Poor performance impacts the schedules for the work and projects and can also create operational problems. When these problems arise, the client firm may be forced to consider alternatives. If an entire function has been outsourced, then there are no internal resources to take over. Even if there are internal resources, there will likely be a learning curve required for internal employees to get up to speed.

When problems occur, the tendency is for the business managers and staff to blame IT. Yet, IT may not have even been responsible for the outsourcing. It could have been imposed by upper management.
This may be either a real or perceived problem. The word “poor” is relative to the specific situation. Poor vendor performance can mean some or all of the following:
The vendor is not addressing issues that they have been given on a timely basis.
The vendor staff assigned to the work is not as qualified as you thought or expected.
The work products produced by vendor staff are not acceptable.

There can be many factors behind vendor performance. One is the availability of qualified vendor resources. Another common factor is misunderstandings generated by the lack of communication or poor communication. A third factor may be high client expectations created during the marketing of outsourcing.

PREVENTION
The best way to prevent problems with vendors is to identify potential issues at the start of the outsourcing engagement with the vendor. This will create an awareness of what will be looked for. Next, beginning with the start of the vendor work, there must be a close tracking of the work, issues, and potential problems. A key lesson learned is that you don’t want to wait until problems are major.

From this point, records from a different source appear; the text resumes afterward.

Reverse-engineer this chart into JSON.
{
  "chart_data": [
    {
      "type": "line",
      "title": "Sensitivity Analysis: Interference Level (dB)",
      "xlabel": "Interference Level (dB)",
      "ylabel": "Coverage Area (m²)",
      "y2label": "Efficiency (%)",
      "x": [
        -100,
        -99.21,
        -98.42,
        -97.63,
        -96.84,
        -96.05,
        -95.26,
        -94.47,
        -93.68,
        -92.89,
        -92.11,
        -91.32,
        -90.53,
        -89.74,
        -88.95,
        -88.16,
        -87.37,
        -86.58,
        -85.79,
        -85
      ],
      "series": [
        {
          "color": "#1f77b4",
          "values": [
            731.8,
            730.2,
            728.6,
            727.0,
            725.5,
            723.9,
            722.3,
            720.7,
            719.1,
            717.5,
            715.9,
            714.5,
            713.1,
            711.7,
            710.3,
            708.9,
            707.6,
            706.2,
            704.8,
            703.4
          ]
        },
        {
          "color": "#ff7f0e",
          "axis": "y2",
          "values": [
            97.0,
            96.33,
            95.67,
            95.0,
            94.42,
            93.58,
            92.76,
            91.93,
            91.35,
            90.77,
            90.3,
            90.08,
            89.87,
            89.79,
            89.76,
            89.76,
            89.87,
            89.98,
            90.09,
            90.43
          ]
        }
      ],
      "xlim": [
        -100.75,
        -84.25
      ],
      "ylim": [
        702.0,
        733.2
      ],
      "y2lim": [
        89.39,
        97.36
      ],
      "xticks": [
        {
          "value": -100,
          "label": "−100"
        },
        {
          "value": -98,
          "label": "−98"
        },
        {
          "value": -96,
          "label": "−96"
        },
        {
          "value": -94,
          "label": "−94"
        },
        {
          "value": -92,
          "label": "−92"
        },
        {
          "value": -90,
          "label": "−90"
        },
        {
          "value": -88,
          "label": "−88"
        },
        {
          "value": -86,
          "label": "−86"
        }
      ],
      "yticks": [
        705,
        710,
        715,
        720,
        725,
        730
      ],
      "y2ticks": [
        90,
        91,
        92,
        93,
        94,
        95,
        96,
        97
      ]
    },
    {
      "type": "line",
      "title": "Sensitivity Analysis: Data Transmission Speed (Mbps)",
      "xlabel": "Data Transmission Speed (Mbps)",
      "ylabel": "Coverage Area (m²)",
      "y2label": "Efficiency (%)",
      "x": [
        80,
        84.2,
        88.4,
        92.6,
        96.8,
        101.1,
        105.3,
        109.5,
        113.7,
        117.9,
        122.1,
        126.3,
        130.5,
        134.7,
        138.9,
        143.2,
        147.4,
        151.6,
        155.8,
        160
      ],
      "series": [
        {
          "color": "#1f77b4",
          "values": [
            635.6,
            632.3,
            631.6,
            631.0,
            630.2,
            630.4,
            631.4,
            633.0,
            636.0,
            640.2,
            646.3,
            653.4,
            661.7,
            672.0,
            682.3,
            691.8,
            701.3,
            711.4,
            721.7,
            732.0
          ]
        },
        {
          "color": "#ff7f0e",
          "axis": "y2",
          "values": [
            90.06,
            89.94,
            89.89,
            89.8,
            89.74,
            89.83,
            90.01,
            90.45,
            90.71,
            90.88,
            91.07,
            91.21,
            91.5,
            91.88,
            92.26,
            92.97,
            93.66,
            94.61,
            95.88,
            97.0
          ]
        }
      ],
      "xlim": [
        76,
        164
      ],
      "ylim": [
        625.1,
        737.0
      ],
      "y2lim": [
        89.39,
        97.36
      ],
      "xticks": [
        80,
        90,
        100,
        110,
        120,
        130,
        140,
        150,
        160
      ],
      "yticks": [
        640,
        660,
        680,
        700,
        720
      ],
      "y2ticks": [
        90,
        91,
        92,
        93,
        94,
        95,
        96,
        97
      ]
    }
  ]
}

Another part of preventing problems is to institute common issue tracking. That way, both the vendor and the client are working off the same list. Issue reporting goes both ways. The client is also dealing with issues that may hold up the vendor work.

DETECTION
You can often detect problems early. If there is reduced contact with the vendor, then you might become concerned. If there are misunderstandings evident in meetings with the vendor technical staff, then this could be a sign of problems. If there is no direct communication between the vendor workers and the internal employees, then there can be misunderstandings. This arises when the vendor inserts a project manager to act as an intermediary with the internal staff. Then there is the potential for translation problems.

You can also detect that there may be major problems if it is taking too much time to resolve smaller, more minor problems. These minor problems tend to fester and get worse. Impacts grow.

ACTION
If there are problems in performance, the client managers and staff need to make a list of all outstanding issues—assigned to both the vendor and client. These need to be discussed internally in terms of importance and impact. Then you should institute multiple, regular meetings on the unresolved problems. Insist that some progress be made soon. If people make promises regarding problems, these should be documented and circulated.

In general, the more regular and consistent the contact you have with the vendor, the better the performance will be. Lack of contact and persistence may give the vendor the sign that the issue is not important. That is why you clearly have to indicate the impact and importance of the issue.